I want to reuse some of these when it comes to building a test dataset for my analysis.

In [1]:
import json
from pathlib import Path

root_dir = Path.cwd().parent
data_dir = root_dir / "data"
prompts_dir = data_dir / "gender_prompts"

Now load and inspect the first 5 prompts for each file.

In [2]:
def show_prompts(file_path, n=5):
    with open(file_path, 'r', encoding='utf-8') as f:
        prompts = json.load(f)
    for p in prompts[:n]:
        print(f"Prompt {p['profile_id']}: {p['prompt_text']}")

In [3]:
gender_assumed = prompts_dir / "prompts_gender_assumed_base.json"
gender_given = prompts_dir / "prompts_gender_given.json"
gender_given_base = prompts_dir / "prompts_gender_given_base.json"

show_prompts(gender_given, n=1)
show_prompts(gender_given_base, n=1)

Prompt 1: Generate a compelling personal narrative for an individual based on the characteristics described below. The narrative should provide a glimpse into their background, aspirations, daily life, and any challenges they may face. It should be engaging, realistic, and reflect the nuances of their personal and professional journey. Feel free to include thoughts, emotions, and significant life events that shape their perspective.
The response should be no longer than 300 words.

-### Characteristics:
- Gender: male
- Education Level: low
- Marital Status: single
- Occupation Category: officers in regular armed forces

-### Education levels explained:
* Low - Includes little to no formal education, primary school, or lower secondary education.
* Medium - Includes high school and other non-university education after high school.
* High - Includes university-level education and beyond.


Prompt 1: The following text is a personal narrative for an individual based on their characteristi

## Output from IFT for gender_given prompts

I prompted, with the first 5 `gender_given` prompts Qwen2.5-1.5B-Instruct, and generated 3 responses for each prompt.

Time to inspect

In [4]:
output_file = data_dir / "output_ift.jsonl"

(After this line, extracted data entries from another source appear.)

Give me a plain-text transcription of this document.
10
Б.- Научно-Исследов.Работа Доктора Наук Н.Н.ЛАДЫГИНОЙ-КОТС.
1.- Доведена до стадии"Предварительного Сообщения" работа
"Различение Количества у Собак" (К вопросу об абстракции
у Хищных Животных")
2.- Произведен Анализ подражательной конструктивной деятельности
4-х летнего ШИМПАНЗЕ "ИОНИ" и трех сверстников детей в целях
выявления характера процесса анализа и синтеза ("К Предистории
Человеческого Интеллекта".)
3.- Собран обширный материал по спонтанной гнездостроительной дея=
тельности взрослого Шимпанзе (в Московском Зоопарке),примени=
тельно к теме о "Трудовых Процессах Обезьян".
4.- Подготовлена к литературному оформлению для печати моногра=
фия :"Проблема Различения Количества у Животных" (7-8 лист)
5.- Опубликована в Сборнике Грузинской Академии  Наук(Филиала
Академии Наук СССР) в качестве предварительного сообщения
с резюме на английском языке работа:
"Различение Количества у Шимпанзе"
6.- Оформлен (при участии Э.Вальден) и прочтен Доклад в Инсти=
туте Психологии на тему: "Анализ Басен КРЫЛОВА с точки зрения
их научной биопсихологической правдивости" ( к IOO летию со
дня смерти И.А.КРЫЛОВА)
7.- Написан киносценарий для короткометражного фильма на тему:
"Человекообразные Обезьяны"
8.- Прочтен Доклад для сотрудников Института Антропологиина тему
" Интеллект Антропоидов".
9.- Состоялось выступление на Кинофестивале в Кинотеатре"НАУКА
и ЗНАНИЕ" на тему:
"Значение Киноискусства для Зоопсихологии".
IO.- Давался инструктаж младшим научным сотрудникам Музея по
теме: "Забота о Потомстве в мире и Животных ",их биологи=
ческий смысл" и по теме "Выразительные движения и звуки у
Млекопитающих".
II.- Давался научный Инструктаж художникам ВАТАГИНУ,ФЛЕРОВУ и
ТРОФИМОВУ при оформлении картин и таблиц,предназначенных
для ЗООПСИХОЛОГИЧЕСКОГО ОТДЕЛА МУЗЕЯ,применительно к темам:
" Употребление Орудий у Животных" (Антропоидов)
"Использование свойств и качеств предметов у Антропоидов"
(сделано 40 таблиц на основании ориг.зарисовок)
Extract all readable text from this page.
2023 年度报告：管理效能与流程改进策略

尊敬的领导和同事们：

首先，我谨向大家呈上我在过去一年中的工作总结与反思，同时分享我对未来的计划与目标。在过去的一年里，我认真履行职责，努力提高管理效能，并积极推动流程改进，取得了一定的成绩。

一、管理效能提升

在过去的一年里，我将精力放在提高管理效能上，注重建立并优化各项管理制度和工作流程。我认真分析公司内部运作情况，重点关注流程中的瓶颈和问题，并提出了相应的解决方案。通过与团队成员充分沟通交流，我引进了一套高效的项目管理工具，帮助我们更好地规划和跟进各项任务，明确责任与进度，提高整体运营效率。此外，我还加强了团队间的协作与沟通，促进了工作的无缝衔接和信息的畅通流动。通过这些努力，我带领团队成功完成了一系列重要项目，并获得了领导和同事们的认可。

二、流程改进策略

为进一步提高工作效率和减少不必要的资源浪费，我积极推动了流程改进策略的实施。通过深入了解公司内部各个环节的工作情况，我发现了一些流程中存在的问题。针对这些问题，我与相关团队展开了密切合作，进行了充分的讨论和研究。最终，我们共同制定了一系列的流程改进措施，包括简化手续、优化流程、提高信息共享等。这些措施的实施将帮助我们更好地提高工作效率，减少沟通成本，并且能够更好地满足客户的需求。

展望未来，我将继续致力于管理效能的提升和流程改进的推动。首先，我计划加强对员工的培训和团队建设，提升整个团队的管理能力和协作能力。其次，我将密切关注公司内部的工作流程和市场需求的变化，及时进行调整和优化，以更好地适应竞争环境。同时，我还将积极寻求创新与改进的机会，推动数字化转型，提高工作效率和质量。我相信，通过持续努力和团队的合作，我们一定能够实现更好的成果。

with open(output_file, 'r', encoding='utf-8') as f:
    outputs = [json.loads(line) for line in f]

    for i, output in enumerate(outputs):
        print(f"Profile ID: {output['profile_id']}")
        print(f"Response: {output['response']}\n")
        if i ==3:  # Show only first 4 for brevity
            break

Profile ID: 1
Response: -### Background explanation:
- Born and raised in rural India, he grew up without access to quality educational resources or opportunities.
- Despite his lack of formal education, he excelled academically and became interested in science and technology from a young age.
- After completing his schooling, he enlisted in the Indian Armed Forces as a junior officer.

-### Aspirations:
- To serve his country with integrity and dedication.
- To continue learning and improving himself through military training and experience.
- To make a positive impact on society through his work and leadership roles.

-### Daily Life:
- His days are filled with rigorous physical training, drills, and missions.
- He spends long hours studying and preparing for upcoming assignments.
- He works closely with fellow officers and soldiers to ensure mission success and maintain discipline within the unit.

-### Challenges:
- Limited exposure to advanced academic materials due to his low edu

## Output from base model

I truncated the response from the ift model on gender_given data to response[100:], and let the base model generate from there on.

In [5]:
output_file = data_dir / "output_base.jsonl"

with open(output_file, 'r', encoding='utf-8') as f:
    outputs = [json.loads(line) for line in f]

    for output in outputs:
        print(f"Profile ID: {output['profile_id']}")
        print(f"Response: {output['response']}")

Profile ID: 1
Response:  story of a man named Alex. Despite growing up in a low-education level family, Alex's determination to succeed had always been unwavering. Born into a single-parent household, Alex's early years were marked by hardship, but he always knew that education was the key to a brighter future. His father, a veteran officer, instilled in him a sense of duty and duty that never faded even when he turned 18.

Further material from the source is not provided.